- Hector Jensen, Federico Santa Maria Technical University
- Jianbing Cheng
- Marcos Valdebenito
- Ioannis Kougioumtzoglou
- Dixiong Yang
Dynamical loading acting over structural systems can be seldom characterized as deterministic due to inherent uncertainty associated with its duration, intensity, and temporal and spatial behavior. In such scenario, probability theory allows modeling such uncertainty by resorting to stochastic processes, that capture randomness and correlation structure of time-dependent loads. While such framework for modeling dynamic loading is widely accepted, its practical application becomes an extremely challenging task as usually, the performance of structural systems is characterized by means of highly refined numerical models. These issues prevent the direct application of most approaches for uncertainty propagation. Two possible means for performing uncertainty propagation for large scale dynamical models are resorting to advanced analytical and simulation methods and/or applying reduced order (or surrogate) models. On one hand, advanced analytic and simulation methods offer the opportunity of quantifying uncertainty in terms of probability density functions or excursion probabilities with a reduced number of system analyses. Reduced order models are capable of capturing - up to some extent - the dependence of the performance of a structural system with respect to uncertain parameters while demanding considerably less numerical effort than the full model.
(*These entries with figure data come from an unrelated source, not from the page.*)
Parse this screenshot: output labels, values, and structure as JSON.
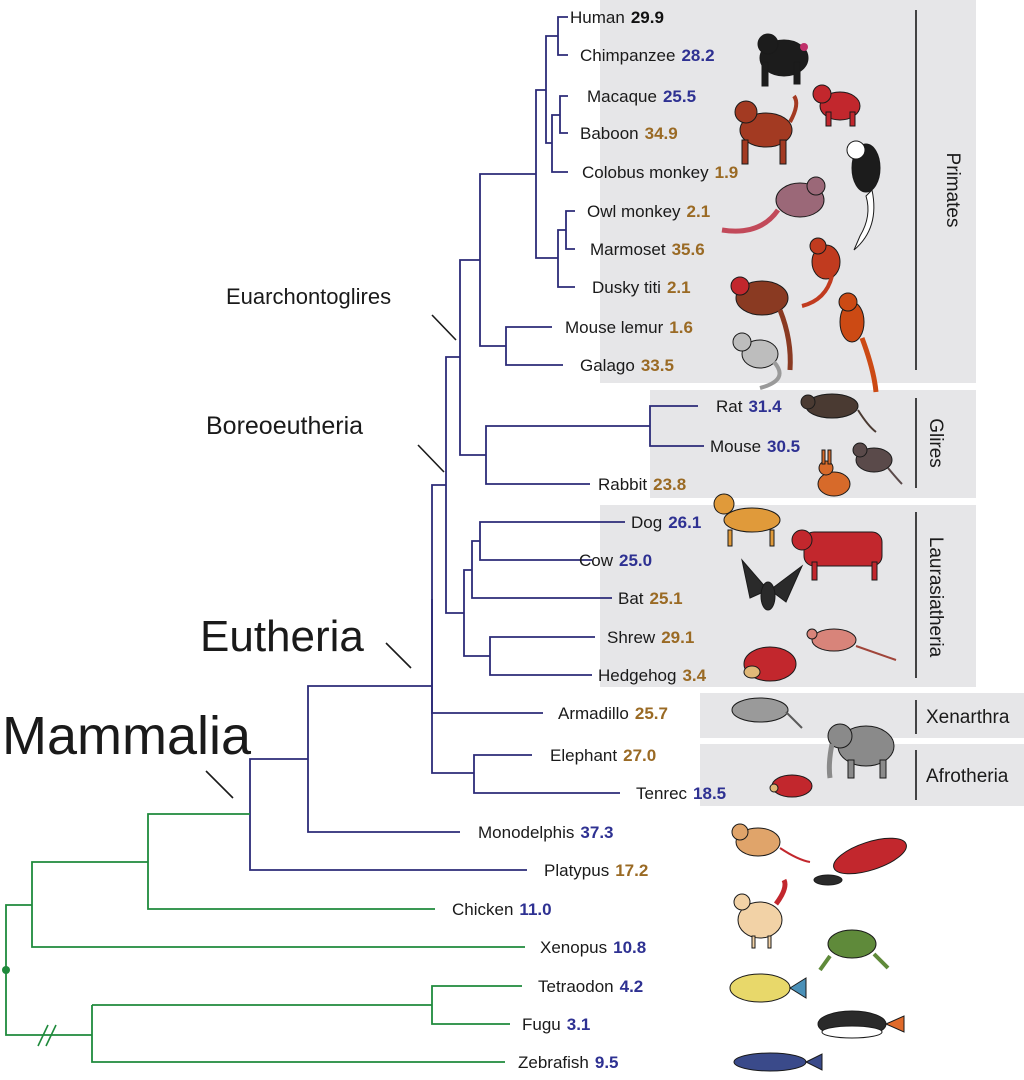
{
  "colors": {
    "mammal_branch": "#2c2b78",
    "outgroup_branch": "#1f8a3c",
    "value_blue": "#2e3192",
    "value_brown": "#9a6a24",
    "value_black": "#111111",
    "group_panel": "#e6e6e8"
  },
  "taxa": [
    {
      "name": "Human",
      "value": "29.9",
      "value_color": "black",
      "icon": "human-icon"
    },
    {
      "name": "Chimpanzee",
      "value": "28.2",
      "value_color": "blue",
      "icon": "chimpanzee-icon"
    },
    {
      "name": "Macaque",
      "value": "25.5",
      "value_color": "blue",
      "icon": "macaque-icon"
    },
    {
      "name": "Baboon",
      "value": "34.9",
      "value_color": "brown",
      "icon": "baboon-icon"
    },
    {
      "name": "Colobus monkey",
      "value": "1.9",
      "value_color": "brown",
      "icon": "colobus-icon"
    },
    {
      "name": "Owl monkey",
      "value": "2.1",
      "value_color": "brown",
      "icon": "owl-monkey-icon"
    },
    {
      "name": "Marmoset",
      "value": "35.6",
      "value_color": "brown",
      "icon": "marmoset-icon"
    },
    {
      "name": "Dusky titi",
      "value": "2.1",
      "value_color": "brown",
      "icon": "titi-icon"
    },
    {
      "name": "Mouse lemur",
      "value": "1.6",
      "value_color": "brown",
      "icon": "mouse-lemur-icon"
    },
    {
      "name": "Galago",
      "value": "33.5",
      "value_color": "brown",
      "icon": "galago-icon"
    },
    {
      "name": "Rat",
      "value": "31.4",
      "value_color": "blue",
      "icon": "rat-icon"
    },
    {
      "name": "Mouse",
      "value": "30.5",
      "value_color": "blue",
      "icon": "mouse-icon"
    },
    {
      "name": "Rabbit",
      "value": "23.8",
      "value_color": "brown",
      "icon": "rabbit-icon"
    },
    {
      "name": "Dog",
      "value": "26.1",
      "value_color": "blue",
      "icon": "dog-icon"
    },
    {
      "name": "Cow",
      "value": "25.0",
      "value_color": "blue",
      "icon": "cow-icon"
    },
    {
      "name": "Bat",
      "value": "25.1",
      "value_color": "brown",
      "icon": "bat-icon"
    },
    {
      "name": "Shrew",
      "value": "29.1",
      "value_color": "brown",
      "icon": "shrew-icon"
    },
    {
      "name": "Hedgehog",
      "value": "3.4",
      "value_color": "brown",
      "icon": "hedgehog-icon"
    },
    {
      "name": "Armadillo",
      "value": "25.7",
      "value_color": "brown",
      "icon": "armadillo-icon"
    },
    {
      "name": "Elephant",
      "value": "27.0",
      "value_color": "brown",
      "icon": "elephant-icon"
    },
    {
      "name": "Tenrec",
      "value": "18.5",
      "value_color": "blue",
      "icon": "tenrec-icon"
    },
    {
      "name": "Monodelphis",
      "value": "37.3",
      "value_color": "blue",
      "icon": "opossum-icon"
    },
    {
      "name": "Platypus",
      "value": "17.2",
      "value_color": "brown",
      "icon": "platypus-icon"
    },
    {
      "name": "Chicken",
      "value": "11.0",
      "value_color": "blue",
      "icon": "chicken-icon"
    },
    {
      "name": "Xenopus",
      "value": "10.8",
      "value_color": "blue",
      "icon": "frog-icon"
    },
    {
      "name": "Tetraodon",
      "value": "4.2",
      "value_color": "blue",
      "icon": "pufferfish-icon"
    },
    {
      "name": "Fugu",
      "value": "3.1",
      "value_color": "blue",
      "icon": "fugu-icon"
    },
    {
      "name": "Zebrafish",
      "value": "9.5",
      "value_color": "blue",
      "icon": "zebrafish-icon"
    }
  ],
  "clades": {
    "euarchontoglires": "Euarchontoglires",
    "boreoeutheria": "Boreoeutheria",
    "eutheria": "Eutheria",
    "mammalia": "Mammalia"
  },
  "groups": {
    "primates": "Primates",
    "glires": "Glires",
    "laurasiatheria": "Laurasiatheria",
    "xenarthra": "Xenarthra",
    "afrotheria": "Afrotheria"
  }
}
The aim of this mini-symposium is addressing the very latest development on approaches for advanced analytic and simulation methods as well as reduced order (and surrogate) models for uncertainty quantification in stochastic structural dynamics. The scope of the mini-symposium is broad, as it includes different types of structural problems (linear or nonlinear); analytic and numerical methodologies for stochastic response analysis; development and application of surrogate models; and practical applications of methods for uncertainty quantification in stochastic dynamics. Both theoretical developments and practical applications involving dynamical systems of engineering interest are particularly welcomed in this session.